The plaintiff is conflicted. The legal arguments appear tenuous. And, in places, the 35-page lawsuit that Elon Musk filed last week with the Superior Court of California against OpenAI reads like a mash-up between a science fiction film script and a letter from a jilted lover. But Musk’s submission that OpenAI has breached its founding charter and endangers humanity by prioritising profit over safety may still turn into the most substantial move yet to scrutinise the company’s attempts to develop artificial general intelligence.
Since releasing its ChatGPT chatbot to slack-jawed astonishment in November 2022, OpenAI has emerged as the world’s hottest start-up with more than 100mn weekly users. The FT reported last month that OpenAI had topped $2bn in revenues on an annualised basis and had surged to a private market valuation of more than $80bn. The company has attracted $13bn of investment from Microsoft while other investors, including Singapore’s giant Temasek fund, are clamouring to jump on board.
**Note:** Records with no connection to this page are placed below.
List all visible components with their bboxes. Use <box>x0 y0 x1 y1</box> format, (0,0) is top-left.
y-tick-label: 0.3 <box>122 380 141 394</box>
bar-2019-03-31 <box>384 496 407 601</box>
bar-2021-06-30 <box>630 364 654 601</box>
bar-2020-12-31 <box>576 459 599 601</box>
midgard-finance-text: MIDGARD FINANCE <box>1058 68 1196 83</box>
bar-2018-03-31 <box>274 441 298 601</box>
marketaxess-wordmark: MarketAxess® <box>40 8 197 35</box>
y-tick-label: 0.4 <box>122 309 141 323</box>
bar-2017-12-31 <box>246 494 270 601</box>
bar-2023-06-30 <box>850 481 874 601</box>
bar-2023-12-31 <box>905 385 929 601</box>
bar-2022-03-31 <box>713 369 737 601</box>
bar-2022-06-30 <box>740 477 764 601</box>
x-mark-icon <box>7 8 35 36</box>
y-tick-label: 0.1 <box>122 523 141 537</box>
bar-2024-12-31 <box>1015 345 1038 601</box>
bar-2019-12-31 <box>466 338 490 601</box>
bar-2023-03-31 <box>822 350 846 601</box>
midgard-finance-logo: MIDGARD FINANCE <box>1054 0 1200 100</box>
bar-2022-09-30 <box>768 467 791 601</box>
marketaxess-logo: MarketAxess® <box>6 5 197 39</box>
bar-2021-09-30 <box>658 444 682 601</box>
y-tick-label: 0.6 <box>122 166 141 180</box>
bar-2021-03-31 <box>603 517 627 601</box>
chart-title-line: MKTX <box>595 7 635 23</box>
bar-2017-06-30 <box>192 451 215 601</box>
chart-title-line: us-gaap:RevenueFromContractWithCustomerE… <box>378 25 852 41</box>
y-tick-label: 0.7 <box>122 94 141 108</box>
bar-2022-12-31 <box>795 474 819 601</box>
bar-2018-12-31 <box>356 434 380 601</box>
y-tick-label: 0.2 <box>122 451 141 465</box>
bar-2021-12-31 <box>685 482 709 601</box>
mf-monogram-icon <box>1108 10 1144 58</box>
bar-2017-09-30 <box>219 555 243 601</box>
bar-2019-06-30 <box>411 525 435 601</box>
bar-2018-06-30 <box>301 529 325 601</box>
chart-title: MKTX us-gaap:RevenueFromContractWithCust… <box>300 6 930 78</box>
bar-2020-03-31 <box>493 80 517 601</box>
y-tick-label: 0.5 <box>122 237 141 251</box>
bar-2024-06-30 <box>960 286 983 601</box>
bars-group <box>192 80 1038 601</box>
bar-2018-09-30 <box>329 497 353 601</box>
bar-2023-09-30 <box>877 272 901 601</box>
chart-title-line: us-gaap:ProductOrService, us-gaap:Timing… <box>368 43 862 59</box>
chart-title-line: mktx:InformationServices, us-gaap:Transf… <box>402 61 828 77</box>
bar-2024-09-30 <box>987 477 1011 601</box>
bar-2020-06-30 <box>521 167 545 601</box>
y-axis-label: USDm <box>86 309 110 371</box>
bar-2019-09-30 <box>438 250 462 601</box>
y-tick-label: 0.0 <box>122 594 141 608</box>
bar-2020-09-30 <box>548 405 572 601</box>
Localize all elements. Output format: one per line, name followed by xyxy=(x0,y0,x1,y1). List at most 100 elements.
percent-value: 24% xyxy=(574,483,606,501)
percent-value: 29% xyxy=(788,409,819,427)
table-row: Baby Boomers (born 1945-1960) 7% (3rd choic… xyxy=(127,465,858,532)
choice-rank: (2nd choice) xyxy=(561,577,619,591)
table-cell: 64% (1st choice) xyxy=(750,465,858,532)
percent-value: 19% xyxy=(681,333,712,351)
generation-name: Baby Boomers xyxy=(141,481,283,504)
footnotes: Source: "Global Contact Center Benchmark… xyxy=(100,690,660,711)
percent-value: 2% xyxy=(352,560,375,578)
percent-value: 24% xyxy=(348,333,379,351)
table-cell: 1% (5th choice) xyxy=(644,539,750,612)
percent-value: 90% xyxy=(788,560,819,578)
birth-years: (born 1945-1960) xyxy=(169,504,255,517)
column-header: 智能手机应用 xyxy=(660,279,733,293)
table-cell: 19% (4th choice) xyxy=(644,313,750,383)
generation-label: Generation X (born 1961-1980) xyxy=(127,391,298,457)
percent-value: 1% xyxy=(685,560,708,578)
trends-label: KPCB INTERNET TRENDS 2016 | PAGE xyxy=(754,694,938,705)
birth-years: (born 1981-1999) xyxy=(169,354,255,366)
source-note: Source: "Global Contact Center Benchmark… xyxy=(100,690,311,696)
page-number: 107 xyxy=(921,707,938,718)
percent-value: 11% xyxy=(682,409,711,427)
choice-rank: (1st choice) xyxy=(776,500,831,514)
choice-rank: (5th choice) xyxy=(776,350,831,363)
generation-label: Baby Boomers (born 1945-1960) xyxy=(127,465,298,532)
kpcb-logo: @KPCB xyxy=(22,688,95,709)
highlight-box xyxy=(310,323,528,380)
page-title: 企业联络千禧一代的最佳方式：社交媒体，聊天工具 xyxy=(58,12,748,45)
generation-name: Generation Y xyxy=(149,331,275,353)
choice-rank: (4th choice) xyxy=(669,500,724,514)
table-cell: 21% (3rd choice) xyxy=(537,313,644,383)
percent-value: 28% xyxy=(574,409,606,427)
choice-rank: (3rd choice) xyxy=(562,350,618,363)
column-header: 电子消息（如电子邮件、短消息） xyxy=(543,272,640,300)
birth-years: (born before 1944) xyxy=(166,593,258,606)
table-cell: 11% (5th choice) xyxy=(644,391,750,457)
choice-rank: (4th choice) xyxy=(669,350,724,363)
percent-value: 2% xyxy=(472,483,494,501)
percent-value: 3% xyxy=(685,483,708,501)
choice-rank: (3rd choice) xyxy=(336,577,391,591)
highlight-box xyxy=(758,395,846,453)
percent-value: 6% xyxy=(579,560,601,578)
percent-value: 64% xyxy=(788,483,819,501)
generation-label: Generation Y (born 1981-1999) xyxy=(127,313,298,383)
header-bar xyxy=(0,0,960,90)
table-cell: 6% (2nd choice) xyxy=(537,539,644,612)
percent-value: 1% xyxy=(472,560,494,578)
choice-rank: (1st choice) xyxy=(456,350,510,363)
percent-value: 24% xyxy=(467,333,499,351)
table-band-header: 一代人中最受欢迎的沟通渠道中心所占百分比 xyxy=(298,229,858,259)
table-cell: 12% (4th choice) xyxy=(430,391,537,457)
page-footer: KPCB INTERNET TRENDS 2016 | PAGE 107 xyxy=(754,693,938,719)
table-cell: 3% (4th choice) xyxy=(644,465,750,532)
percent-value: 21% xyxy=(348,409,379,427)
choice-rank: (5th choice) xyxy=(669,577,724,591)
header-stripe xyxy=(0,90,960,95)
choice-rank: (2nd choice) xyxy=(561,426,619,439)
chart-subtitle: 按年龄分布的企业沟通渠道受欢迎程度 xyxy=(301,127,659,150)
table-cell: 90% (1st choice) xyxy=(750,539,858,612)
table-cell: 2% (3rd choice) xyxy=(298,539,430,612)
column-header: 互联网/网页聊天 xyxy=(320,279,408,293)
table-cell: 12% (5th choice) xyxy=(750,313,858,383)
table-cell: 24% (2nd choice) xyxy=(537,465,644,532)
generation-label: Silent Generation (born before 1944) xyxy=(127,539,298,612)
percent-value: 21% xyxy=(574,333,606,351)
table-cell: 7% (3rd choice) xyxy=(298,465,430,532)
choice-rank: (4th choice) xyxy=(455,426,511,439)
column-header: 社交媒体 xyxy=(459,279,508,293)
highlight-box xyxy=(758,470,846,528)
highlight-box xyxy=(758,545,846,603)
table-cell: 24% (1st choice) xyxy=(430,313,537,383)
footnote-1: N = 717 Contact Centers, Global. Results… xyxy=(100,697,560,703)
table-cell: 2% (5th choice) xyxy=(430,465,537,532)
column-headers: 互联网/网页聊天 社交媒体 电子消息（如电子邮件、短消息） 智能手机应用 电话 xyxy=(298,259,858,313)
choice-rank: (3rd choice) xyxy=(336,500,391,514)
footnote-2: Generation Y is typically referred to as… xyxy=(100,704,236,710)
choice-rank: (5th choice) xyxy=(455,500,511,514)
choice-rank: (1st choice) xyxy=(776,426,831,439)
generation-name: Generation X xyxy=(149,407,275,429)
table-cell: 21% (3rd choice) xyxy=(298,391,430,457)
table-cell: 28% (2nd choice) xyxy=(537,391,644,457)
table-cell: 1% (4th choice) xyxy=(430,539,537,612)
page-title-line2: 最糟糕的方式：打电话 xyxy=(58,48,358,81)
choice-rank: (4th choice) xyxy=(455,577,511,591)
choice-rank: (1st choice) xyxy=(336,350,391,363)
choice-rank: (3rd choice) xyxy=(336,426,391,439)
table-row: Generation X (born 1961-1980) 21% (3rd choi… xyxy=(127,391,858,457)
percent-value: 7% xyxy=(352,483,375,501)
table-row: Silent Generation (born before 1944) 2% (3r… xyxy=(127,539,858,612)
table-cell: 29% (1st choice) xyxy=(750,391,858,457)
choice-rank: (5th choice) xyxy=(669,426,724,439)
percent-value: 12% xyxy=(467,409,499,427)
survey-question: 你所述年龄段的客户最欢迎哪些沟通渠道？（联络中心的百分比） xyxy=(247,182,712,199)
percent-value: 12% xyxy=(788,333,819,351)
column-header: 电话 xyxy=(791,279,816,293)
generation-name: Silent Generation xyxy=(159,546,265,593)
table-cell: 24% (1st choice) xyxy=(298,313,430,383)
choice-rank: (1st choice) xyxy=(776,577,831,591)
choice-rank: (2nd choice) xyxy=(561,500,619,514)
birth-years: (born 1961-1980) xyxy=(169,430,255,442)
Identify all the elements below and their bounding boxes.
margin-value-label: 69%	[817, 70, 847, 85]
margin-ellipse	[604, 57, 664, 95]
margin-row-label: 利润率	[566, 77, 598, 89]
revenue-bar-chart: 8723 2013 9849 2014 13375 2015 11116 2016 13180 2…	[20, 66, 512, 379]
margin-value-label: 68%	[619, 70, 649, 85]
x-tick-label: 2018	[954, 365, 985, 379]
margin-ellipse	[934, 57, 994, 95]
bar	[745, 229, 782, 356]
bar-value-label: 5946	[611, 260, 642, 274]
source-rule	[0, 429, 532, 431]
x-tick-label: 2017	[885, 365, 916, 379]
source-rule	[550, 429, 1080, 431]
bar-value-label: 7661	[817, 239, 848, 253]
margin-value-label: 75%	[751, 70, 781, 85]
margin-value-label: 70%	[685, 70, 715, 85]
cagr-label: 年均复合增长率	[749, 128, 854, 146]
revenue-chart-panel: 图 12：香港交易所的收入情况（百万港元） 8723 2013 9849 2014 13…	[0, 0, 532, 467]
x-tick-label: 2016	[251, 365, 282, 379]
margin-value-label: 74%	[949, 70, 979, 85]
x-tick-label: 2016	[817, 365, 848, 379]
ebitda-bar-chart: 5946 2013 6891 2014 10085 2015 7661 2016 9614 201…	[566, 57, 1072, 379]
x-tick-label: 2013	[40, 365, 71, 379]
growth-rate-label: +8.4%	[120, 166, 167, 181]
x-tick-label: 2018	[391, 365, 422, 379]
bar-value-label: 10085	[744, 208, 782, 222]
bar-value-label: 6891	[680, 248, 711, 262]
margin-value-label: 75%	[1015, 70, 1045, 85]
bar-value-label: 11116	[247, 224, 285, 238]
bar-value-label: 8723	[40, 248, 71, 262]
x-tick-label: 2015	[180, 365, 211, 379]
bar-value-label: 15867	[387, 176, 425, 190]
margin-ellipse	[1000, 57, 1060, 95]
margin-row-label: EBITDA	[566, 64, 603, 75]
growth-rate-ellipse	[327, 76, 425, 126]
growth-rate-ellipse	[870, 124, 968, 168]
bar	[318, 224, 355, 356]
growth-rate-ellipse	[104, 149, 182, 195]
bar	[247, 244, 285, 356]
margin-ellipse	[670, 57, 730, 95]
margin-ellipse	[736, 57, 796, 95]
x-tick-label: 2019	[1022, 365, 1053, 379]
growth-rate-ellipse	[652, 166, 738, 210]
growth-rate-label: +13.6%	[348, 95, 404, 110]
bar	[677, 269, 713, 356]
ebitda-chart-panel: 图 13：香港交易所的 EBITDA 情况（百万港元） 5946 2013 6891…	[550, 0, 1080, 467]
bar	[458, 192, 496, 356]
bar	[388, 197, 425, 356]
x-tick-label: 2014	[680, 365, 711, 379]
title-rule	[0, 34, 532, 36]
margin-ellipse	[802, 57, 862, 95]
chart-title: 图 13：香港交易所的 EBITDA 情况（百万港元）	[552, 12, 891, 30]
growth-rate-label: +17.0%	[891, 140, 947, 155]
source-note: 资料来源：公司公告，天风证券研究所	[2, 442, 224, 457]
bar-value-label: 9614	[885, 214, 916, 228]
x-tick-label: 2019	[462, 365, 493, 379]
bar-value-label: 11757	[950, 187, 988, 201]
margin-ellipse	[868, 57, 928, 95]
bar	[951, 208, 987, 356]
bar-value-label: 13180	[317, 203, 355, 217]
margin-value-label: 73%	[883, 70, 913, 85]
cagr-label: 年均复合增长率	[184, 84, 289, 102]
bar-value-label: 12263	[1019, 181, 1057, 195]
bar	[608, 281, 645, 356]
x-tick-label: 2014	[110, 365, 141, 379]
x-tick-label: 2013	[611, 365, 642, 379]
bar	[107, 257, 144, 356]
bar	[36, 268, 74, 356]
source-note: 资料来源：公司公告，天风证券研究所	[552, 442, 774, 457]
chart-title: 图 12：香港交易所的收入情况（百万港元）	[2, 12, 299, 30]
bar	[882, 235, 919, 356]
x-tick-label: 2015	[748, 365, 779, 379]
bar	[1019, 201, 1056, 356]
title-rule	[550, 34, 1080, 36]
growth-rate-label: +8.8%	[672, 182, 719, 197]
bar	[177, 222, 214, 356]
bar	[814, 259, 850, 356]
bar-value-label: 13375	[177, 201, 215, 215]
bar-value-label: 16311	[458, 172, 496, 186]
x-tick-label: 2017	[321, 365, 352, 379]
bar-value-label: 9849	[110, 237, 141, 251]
Yet OpenAI started out as a far less racy outfit back in 2015. As Musk’s lawsuit spells out, OpenAI was founded as a non-profit research laboratory with a mission to develop AGI — a generalisable form of AI that surpasses human capabilities in most domains — for the public good. Alarmed by the dominance of Google in the field of AI and the possible existential risks of AGI, Musk teamed up with Sam Altman, then president of Y Combinator, to create a different kind of research organisation, “free from financial obligation”. “Our primary fiduciary duty is to humanity,” the company stated. To that end, it promised to share its designs, models and code.